Doctors cringe at the idea that patients may come in with specific information they got from the Internet; an athlete may do something good and the Wikipedia entry will say they are the greatest American since Abe Lincoln, while the entry for Science 2.0 says it was invented by a Wired writer in 2012.
But Wikipedia is absolutely enlightened compared to the misinformation that goes around on Twitter and Facebook. Every day some new graphic or claim about health and politics is invented and shared without any fact-checking of any kind.
But people like that. They last thing they want is information gate-keepers from the government. The good outweighs the bad.
Childhood obesity is one of the top public health concerns in the United States, with 32 percent of youths ages 2-19 classified as obese in 2012. And so on social media sites like Twitter, a lot of people are talking about it, not least among them companies selling ideology or products. A new study led by Jenine K. Harris, PhD, assistant professor in social work at Washington University in St. Louis, examined the use of the Twitter hashtag #childhoodobesity in tweets to track Twitter conversations about the issue of overweight kids.
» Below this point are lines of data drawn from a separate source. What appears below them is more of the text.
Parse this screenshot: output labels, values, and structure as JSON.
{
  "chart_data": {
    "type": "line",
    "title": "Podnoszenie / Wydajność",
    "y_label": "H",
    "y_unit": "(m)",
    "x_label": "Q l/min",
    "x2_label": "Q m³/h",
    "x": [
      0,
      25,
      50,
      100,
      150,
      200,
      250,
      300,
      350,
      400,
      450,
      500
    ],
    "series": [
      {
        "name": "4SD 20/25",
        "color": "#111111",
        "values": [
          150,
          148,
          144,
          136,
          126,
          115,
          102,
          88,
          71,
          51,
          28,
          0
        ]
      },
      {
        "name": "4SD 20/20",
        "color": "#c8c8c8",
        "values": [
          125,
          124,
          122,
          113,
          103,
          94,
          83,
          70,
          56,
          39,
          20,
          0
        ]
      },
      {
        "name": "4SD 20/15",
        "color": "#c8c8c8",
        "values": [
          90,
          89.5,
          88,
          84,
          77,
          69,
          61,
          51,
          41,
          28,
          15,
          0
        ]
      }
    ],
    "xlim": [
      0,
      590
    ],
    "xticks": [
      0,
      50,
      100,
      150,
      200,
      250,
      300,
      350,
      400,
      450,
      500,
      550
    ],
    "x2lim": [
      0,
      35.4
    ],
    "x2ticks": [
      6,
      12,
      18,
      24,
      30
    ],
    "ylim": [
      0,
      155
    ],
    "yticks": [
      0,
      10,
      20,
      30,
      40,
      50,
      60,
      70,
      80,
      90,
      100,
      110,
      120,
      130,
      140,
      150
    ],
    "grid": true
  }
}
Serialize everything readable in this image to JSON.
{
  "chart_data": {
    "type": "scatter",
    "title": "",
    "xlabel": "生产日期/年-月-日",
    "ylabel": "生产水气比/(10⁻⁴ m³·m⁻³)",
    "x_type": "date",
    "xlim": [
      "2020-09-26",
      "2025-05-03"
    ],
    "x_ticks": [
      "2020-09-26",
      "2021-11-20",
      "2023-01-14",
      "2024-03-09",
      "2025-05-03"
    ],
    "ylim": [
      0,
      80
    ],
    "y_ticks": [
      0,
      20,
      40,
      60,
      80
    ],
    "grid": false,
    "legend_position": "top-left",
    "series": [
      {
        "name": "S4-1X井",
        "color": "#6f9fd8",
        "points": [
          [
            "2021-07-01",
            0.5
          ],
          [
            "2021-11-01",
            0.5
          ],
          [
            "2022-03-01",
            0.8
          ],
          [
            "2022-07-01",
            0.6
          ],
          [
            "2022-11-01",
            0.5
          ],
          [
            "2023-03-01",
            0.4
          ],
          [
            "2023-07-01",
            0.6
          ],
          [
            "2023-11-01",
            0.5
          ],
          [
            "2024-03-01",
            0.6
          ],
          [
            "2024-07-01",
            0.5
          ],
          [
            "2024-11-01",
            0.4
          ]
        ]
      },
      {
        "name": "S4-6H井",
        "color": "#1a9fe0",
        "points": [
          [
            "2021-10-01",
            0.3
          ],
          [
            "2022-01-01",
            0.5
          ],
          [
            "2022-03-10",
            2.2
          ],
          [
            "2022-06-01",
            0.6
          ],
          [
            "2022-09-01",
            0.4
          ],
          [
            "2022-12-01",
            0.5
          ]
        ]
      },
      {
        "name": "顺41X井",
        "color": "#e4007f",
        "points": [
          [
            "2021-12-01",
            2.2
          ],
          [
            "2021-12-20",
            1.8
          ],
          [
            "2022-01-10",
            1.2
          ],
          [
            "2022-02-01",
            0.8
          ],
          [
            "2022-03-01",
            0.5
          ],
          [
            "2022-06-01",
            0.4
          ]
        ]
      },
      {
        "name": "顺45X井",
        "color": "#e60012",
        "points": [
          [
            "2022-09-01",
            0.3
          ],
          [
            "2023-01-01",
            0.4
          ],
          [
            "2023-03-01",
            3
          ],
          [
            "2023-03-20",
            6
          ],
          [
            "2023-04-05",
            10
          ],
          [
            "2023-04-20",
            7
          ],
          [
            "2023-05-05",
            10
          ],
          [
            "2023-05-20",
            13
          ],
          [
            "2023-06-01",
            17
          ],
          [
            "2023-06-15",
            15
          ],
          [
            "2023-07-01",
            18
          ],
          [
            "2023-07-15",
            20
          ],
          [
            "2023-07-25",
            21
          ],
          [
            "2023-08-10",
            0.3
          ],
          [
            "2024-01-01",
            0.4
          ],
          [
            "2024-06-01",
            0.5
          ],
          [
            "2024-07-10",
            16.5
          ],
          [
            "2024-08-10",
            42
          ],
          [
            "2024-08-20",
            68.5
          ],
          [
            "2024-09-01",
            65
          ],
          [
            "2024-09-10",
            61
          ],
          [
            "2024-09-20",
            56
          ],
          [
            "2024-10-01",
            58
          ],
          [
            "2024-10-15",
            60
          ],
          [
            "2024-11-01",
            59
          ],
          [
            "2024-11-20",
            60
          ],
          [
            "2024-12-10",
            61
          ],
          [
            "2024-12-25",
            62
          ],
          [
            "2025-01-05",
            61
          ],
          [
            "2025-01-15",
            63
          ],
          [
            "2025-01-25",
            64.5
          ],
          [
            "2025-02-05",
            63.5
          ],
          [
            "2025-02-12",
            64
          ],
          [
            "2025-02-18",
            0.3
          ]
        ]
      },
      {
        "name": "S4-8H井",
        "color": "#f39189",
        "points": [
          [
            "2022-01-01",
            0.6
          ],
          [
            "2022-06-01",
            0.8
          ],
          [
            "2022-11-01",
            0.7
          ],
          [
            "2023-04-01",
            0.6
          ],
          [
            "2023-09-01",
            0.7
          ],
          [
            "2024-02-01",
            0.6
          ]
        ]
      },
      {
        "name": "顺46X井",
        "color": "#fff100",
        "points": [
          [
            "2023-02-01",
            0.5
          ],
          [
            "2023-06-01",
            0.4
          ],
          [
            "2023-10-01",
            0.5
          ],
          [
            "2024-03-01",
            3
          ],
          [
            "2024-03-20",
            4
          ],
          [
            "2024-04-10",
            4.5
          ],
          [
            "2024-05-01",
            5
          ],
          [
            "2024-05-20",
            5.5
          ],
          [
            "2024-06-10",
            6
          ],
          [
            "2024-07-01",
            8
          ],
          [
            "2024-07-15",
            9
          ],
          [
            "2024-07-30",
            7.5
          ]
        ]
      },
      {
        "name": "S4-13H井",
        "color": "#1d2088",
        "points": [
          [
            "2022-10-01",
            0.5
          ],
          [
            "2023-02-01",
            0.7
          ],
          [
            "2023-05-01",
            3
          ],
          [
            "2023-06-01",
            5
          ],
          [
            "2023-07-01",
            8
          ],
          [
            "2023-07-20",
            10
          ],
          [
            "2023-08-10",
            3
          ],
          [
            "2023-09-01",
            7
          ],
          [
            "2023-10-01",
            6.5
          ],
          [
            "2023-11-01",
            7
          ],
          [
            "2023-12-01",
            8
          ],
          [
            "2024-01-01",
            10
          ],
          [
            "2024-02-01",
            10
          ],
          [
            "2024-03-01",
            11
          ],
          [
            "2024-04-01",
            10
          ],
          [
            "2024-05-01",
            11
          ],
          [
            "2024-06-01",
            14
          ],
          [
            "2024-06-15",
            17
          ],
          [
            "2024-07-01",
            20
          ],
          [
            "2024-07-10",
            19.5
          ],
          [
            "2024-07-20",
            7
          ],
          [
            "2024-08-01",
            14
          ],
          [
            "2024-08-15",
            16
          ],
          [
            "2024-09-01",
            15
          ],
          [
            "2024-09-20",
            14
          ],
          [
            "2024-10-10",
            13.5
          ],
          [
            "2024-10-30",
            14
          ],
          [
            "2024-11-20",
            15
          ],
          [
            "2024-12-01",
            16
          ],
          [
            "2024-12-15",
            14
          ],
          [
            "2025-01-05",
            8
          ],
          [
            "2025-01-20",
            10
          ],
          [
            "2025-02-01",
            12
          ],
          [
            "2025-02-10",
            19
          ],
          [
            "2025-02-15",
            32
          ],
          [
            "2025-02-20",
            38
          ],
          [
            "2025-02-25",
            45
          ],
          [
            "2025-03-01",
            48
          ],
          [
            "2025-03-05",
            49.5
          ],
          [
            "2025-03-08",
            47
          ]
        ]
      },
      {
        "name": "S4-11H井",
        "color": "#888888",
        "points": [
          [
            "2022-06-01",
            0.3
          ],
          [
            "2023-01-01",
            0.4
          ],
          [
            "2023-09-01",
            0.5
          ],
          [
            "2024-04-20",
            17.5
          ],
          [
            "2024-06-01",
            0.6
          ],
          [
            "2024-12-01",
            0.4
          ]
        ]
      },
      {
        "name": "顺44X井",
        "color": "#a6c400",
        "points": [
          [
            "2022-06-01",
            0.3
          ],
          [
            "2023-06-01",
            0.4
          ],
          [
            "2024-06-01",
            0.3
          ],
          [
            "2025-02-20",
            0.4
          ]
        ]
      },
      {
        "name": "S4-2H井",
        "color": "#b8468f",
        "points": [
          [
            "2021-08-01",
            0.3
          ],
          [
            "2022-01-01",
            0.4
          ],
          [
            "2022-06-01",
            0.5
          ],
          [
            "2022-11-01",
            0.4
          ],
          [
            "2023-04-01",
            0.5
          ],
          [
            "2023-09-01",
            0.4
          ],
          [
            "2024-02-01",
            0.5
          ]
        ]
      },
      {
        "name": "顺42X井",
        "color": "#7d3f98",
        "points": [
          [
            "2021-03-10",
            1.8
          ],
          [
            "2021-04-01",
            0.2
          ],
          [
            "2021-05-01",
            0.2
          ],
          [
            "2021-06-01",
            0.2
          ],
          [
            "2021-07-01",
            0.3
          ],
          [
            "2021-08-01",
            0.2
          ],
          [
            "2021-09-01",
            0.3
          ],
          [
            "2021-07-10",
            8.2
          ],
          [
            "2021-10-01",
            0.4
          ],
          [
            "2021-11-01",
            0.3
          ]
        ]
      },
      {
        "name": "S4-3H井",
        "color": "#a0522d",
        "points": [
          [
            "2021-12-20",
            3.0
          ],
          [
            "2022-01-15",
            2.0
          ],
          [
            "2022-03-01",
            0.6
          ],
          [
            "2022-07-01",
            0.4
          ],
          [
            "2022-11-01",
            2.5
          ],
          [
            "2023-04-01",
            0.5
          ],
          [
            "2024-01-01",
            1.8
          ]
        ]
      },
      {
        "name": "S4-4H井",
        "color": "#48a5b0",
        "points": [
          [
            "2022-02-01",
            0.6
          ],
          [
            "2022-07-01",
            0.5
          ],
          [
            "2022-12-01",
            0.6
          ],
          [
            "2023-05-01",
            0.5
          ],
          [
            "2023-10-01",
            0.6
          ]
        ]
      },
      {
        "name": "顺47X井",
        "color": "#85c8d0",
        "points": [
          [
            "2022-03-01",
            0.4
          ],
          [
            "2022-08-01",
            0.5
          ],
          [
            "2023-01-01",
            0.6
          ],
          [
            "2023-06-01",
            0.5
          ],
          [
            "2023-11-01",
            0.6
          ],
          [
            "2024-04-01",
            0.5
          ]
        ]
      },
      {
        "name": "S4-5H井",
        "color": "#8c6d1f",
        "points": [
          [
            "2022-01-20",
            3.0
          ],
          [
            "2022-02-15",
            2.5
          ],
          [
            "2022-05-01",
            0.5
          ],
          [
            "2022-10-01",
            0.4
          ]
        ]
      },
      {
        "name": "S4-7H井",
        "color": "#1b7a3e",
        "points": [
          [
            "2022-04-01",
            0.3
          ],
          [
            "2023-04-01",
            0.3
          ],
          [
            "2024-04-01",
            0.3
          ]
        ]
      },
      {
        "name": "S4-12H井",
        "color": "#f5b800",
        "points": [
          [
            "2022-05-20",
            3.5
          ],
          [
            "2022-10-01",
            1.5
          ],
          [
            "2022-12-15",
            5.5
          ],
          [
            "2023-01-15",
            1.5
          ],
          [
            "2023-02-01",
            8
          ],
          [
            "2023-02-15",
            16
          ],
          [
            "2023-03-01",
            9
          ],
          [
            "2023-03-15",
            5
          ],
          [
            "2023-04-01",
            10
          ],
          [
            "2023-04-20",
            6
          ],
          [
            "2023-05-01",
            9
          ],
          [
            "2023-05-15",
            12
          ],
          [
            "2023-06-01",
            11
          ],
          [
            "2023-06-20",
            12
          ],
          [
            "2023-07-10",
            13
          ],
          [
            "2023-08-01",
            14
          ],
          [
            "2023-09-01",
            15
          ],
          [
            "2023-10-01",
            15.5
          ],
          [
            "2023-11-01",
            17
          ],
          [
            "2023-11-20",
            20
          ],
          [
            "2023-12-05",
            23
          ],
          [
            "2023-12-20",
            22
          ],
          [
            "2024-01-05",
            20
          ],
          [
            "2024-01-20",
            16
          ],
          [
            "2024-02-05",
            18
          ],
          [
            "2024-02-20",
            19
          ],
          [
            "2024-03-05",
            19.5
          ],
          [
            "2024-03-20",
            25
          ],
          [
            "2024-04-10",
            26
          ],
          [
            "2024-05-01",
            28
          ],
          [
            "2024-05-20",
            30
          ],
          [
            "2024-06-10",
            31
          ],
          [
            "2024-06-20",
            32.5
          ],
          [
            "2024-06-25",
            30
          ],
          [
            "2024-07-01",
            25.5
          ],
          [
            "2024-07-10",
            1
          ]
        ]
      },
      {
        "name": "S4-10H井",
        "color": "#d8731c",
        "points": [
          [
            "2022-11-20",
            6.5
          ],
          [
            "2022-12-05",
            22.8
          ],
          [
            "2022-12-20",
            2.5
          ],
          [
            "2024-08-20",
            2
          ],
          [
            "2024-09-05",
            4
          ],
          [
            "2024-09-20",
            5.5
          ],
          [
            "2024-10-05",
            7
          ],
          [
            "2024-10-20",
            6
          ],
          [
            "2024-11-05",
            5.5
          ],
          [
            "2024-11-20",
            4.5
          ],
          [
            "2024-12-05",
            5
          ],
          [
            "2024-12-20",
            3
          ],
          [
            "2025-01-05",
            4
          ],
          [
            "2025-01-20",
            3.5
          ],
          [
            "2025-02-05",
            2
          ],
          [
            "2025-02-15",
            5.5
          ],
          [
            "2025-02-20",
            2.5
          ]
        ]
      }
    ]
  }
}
In the American Journal of Public Health, they noted that conversations involving childhood obesity on Twitter don't often include comments from representatives of government and public health organizations that likely have evidence relating to how best to approach this issue.
Experts? Best approach? If they knew what they were talking about, it wouldn't be a problem. Instead, they try to get laws banning Big Gulps and jump on the latest food fads.
But if experts think they can help, Twitter may be the place to be. In 2014, the Pew Research Center found that Twitter is used more by those in lower-income groups, which are more obese and more difficult to reach with health information. It is also used by non-white Americans than whites, who also have higher obesity levels.
This, Harris said, is one of the reasons Twitter is an avenue that the academic and government sources with accurate health information should consider taking advantage of in order to reach a wide variety of people.
"I think public health so far doesn't have a great game plan for using social media, we're still laying the foundation for that," she said. "We're still learning what works. Public health communities, politicians, and government sources — people who really know what works — should join in the conversation. Then we might be able to make an impact."